For 1.7 installations, you can use a contact sensor to check the area for ZigBee reception. Many installers use a spare wireless contact in radio test mode to check for problems before installing any gear. Add the sensor to the project, put it in radio test mode and scout the installation area for areas of bad reception prior to mounting any devices. This can save you hours of frustration by identifying bad reception areas.
Once you have found where you want to install the devices, ID them all near the controller prior to moving them to parts of the house. This way you can be assured that the device is working and narrow any reception or range issues to other aspects of the install.
If you are having reception or intermittent function issues once the device has been installed, repositioning devices often resolves these issues. We have seen cases where large amounts of devices seem to not work for unknown reasons and moving the controller or other devices in the network resolves the issue. Repositioning items in the mesh network can cause the mesh to re-form into a better mesh that causes everything to work better. We have seen instances where moving something as little as one foot has fixed a device’s performance problems.
Add a line-powered relay to your 1.7 network! If you still have range or reception issues, try the spare relay you have in your truck in your project in different parts of the house to see if that resolves the issue. The line-powered relay will strengthen your mesh network and is the go-to device installers use when having range or interference issues.
Use your spare devices for troubleshooting. Having spares in the truck gives you the ability to rule devices out as a problem. If you suspect a particular device is faulty, you can use your known good spare in the suspect device’s place and see if that resolves the issue. If the problem remains when using the known good spare, the original device is not likely the problem and you can focus your troubleshooting on other areas such as interference or range issues, saving you time and headaches.
Make sure any one device is within range of at least two other devices. This prevents bottle-neck issues.
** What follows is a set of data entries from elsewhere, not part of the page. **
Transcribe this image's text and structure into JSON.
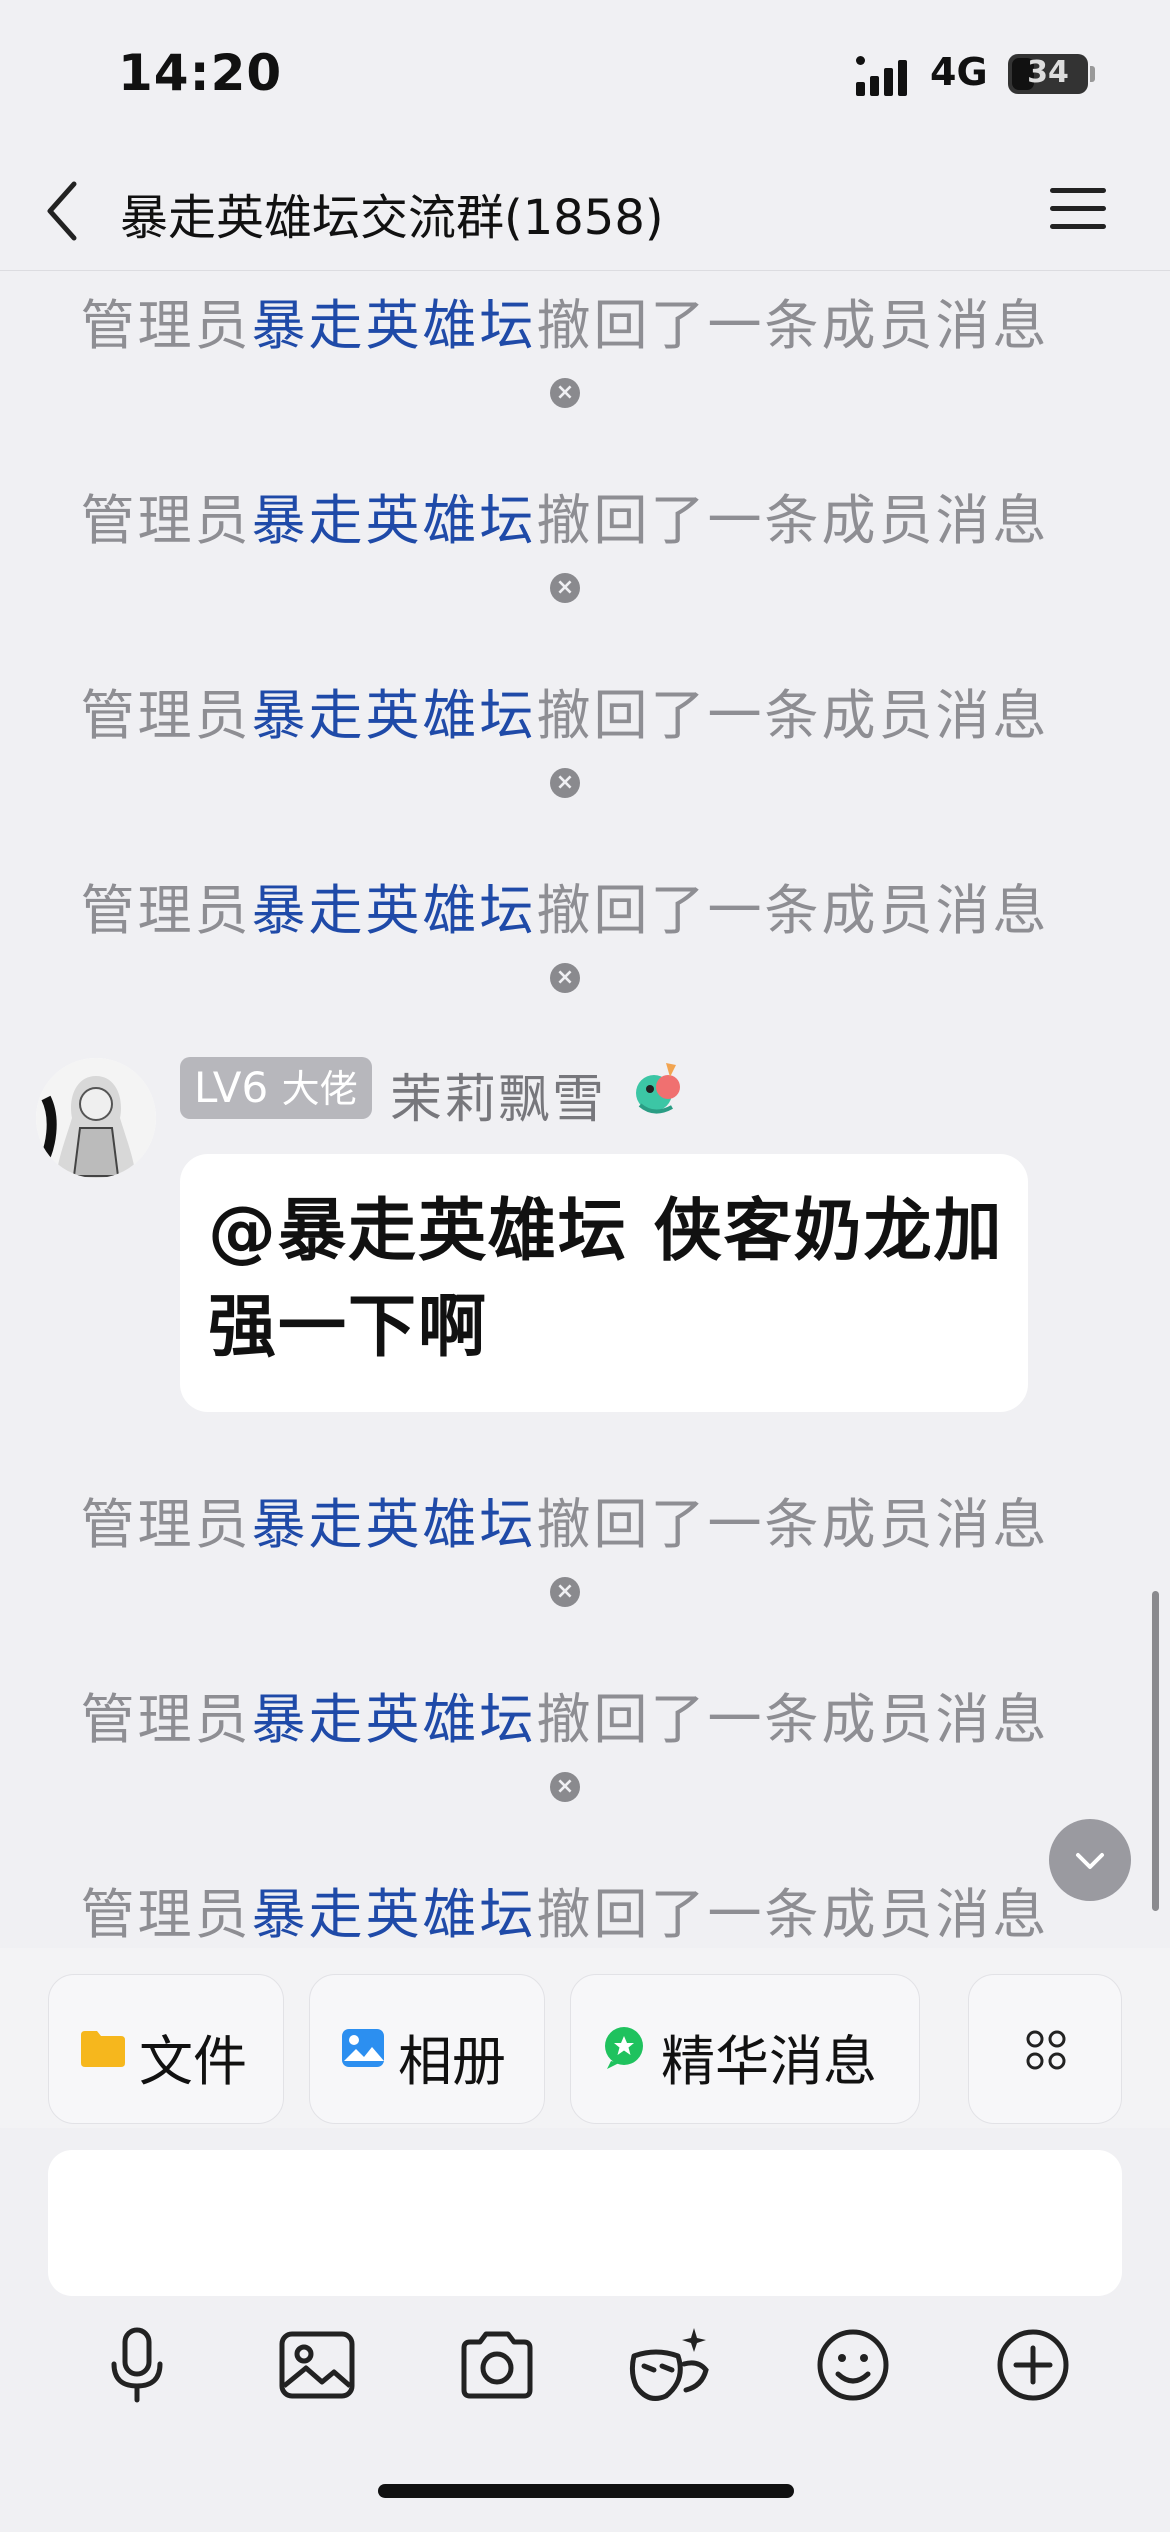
{
  "status": {
    "time": "14:20",
    "network": "4G",
    "battery": "34"
  },
  "nav": {
    "title": "暴走英雄坛交流群(1858)"
  },
  "system_message": {
    "prefix": "管理员",
    "admin": "暴走英雄坛",
    "suffix": "撤回了一条成员消息",
    "close_glyph": "×"
  },
  "message": {
    "level_badge": "LV6",
    "rank": "大佬",
    "sender": "茉莉飘雪",
    "text": "@暴走英雄坛 侠客奶龙加强一下啊"
  },
  "quick_tabs": [
    {
      "label": "文件",
      "icon": "folder-icon"
    },
    {
      "label": "相册",
      "icon": "photo-icon"
    },
    {
      "label": "精华消息",
      "icon": "highlight-icon"
    },
    {
      "label": "",
      "icon": "grid-icon"
    }
  ],
  "toolbar": [
    "microphone-icon",
    "image-icon",
    "camera-icon",
    "mask-icon",
    "emoji-icon",
    "plus-icon"
  ],
  "colors": {
    "admin_link": "#1f4aa8",
    "background": "#f0f0f3",
    "bubble": "#ffffff"
  }
}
For ZigBee pro, make sure any battery operated devices are within range of parent devices. Parent devices are ZigBee devices that are constantly powered, such as switches and dimmers.
Make sure devices are not near large metal or electronic devices such as pools, hot tubs, hidden behind water heaters etc.. Keep hidden interference items in mind such as water or electrical mains, metal ceilings, heated floors etc..
Rebooting your ZigBee server: Some issues can be solved with a reboot such as: devices not identifying, latency on the project, etc.